Por Marcelo Barone
Foto Eduardo Ferreira
“Melhor dia, melhor vitória, melhor apresentação, melhor torcida, melhor tudo”. A frase repleta de empolgação é de Felipe “Sertanejo” Arantes e é justificada diante da primeira vitória do atleta no UFC, obtida contra Antonio “Pato” Carvalho, no último sábado (14). O atleta de São Paulo, que havia perdido na primeira edição do UFC Rio, se redimiu diante do canadense e conseguiu o resultado positivo.
Em entrevista à TATAME, o representante da Chute Boxe contou como foram os momentos que sucederam o combate, falou da esperança de atuar no UFC São Paulo e revelou que por pouco não desistiu do combate uma semana antes do evento.
“Ele é bom no Jiu-Jitsu, faixa-preta, então eu só queria tomar cuidado com as quedas e levar a luta em pé, o que sempre busco. Não teve muita estratégia. Na verdade, queria era soltar bastante a parte de mão e tentar ganhar o centro do octógono, o que eu consegui”.
Leia a entrevista completa abaixo:
Você tinha 13 vitórias em outros eventos, mas essa foi a primeira no UFC. Foi diferente?
Com certeza. Foi a melhor vitória que eu tive. Até aquele dia não tinha caído a ficha que eu estava lá dentro.
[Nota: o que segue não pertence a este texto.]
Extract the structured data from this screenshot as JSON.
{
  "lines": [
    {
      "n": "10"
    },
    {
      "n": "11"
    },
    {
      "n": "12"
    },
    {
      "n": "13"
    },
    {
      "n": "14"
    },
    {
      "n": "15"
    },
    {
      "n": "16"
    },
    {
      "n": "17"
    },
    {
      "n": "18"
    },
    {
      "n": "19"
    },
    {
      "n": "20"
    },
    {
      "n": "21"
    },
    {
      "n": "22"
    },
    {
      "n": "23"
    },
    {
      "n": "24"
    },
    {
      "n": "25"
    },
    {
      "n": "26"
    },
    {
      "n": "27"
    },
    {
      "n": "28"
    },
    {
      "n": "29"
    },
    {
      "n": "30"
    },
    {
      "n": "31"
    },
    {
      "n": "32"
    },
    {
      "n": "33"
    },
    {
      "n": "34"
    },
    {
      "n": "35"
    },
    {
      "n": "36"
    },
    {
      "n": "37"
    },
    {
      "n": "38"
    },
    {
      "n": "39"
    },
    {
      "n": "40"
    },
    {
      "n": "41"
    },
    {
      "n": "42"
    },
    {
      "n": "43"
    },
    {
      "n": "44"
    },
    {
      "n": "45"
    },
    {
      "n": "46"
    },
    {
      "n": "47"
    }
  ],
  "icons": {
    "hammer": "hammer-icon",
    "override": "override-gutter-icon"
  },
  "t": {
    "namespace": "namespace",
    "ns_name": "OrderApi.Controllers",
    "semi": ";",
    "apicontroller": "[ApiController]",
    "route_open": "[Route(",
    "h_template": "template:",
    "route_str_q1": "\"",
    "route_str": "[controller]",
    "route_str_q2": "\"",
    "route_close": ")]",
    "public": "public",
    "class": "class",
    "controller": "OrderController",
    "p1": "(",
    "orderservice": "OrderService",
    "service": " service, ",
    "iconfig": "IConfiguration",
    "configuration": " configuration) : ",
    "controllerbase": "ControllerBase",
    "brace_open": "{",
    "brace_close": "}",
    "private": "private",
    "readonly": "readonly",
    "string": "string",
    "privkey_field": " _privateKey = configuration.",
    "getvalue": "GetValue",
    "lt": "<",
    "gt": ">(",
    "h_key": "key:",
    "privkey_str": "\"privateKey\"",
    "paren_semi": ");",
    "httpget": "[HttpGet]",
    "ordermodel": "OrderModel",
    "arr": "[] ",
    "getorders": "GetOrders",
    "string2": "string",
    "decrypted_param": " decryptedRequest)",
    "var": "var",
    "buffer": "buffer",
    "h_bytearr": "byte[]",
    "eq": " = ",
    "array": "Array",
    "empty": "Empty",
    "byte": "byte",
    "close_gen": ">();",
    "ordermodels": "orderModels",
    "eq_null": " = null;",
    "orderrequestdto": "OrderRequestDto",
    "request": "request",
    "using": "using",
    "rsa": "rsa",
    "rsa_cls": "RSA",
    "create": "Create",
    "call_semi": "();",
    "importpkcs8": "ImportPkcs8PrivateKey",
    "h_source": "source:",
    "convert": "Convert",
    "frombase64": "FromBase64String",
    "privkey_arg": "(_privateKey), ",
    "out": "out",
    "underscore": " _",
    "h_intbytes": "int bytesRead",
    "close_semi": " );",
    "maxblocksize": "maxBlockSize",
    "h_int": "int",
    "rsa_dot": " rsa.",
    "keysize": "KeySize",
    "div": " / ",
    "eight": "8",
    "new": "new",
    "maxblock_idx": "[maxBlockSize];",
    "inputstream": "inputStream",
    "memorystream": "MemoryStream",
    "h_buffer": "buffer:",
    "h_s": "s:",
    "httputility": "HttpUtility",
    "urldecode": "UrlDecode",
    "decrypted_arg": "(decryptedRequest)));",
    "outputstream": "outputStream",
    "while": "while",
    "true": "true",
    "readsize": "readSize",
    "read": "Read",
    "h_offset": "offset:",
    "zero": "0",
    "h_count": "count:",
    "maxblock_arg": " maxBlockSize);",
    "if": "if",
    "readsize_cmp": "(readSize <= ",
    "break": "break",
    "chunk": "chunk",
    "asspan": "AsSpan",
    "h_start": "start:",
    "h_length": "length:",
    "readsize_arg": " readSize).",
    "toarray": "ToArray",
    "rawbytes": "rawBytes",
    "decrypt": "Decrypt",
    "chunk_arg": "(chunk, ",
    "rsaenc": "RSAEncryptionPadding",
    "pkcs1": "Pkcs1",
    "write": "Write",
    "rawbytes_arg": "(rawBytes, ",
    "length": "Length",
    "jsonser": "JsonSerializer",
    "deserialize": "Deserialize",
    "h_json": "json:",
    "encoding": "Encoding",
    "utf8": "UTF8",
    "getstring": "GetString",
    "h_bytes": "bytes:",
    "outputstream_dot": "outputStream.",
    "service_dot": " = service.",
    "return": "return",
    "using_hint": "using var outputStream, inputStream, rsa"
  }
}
Ganhei uma luta e aí que você vê que pode estar lá e que você merece estar lá dentro.
Foi o melhor dia da sua vida?
Melhor dia, melhor vitória, melhor apresentação, melhor torcida, melhor tudo. Vou guardar foto, vídeo, mostrar para os meus netos e falar que um dia eu batalhei no UFC (risos).
Como foi o dia seguinte, ao ver a repercussão do evento?
Abri um monte de fotos em sites para ver a luta. O dia seguinte foi o melhor dia possível: acordar com a vitória, acordar sem o peso nas costas de precisar ganhar. Acordei tranquilo, falei com a minha família, compartilhei um pouquinho da emoção com a galera. Foi muito bom.
Depois que você sobe na grade para comemorar, você “desaba”. O que significou aquele momento?
Na verdade, eu tentei comemorar com a galera, mas surge um filme na cabeça, dos treinos e tudo que eu passei. Tive uma lesão na costela, até pensei em não lutar por conta disso, então eu me lembrei de tudo, do meu irmão... Foi muito emocionante. Eu não aguentei. Aí foi quando passou o filme na cabeça e eu dei aquela surtada.
Quando você se machucou?
Uma semana antes, nos treinos aqui na academia. Estava com o meu sparing, o Coala, na parte de Wrestling. Foi quando ele “encavalou” a minha costela e a gente até chegou a cogitar não lutar, mas eu botei na cabeça que ia de qualquer jeito. Graças a Deus, na hora eu não senti nada. A adrenalina deu uma baixada na dor, mas na hora ali eu pensei em tudo... Eu poderia não estar ali.
Você nasceu em São Paulo e, em junho, terá uma edição do UFC lá. Gostaria de ser escalado?
Cara, seria mais um presente poder lutar aqui. Lutar no Brasil é a melhor coisa que tem, ainda mais que eu sou paulista, então ia lutar na minha casa. Seria mais um sonho realizado. Normalmente você espera uns quatro meses para lutar, então seria o tempo certo. Tomara que os caras me chamem, ia ser o bicho.
Com a primeira vitória acredita que lutará mais solto?
Então, quando eu ganho assim, eu me identifico mais com o UFC. Eu penso: ‘estou aqui porque ganhei, tenho potencial de estar aqui’. É difícil ter a chance e estrear com derrota. Eu tirei uma tonelada das minhas costas. Eu sempre entro confiante, nunca entrei nervoso, mas tem essa parte da pressão. Eu não podia perder de jeito nenhum. A corda estava mais ou menos no pescoço, mesmo que eu tivesse mais duas lutas no contrato. Todo mundo sabe que, se perder, os caras mandam embora. Foi muito boa essa vitória apra me deixar bem lá dentro e para mim mesmo, para provar para mim e para a minha equipe que eu posso chegar lá, pegar o cinturão da categoria.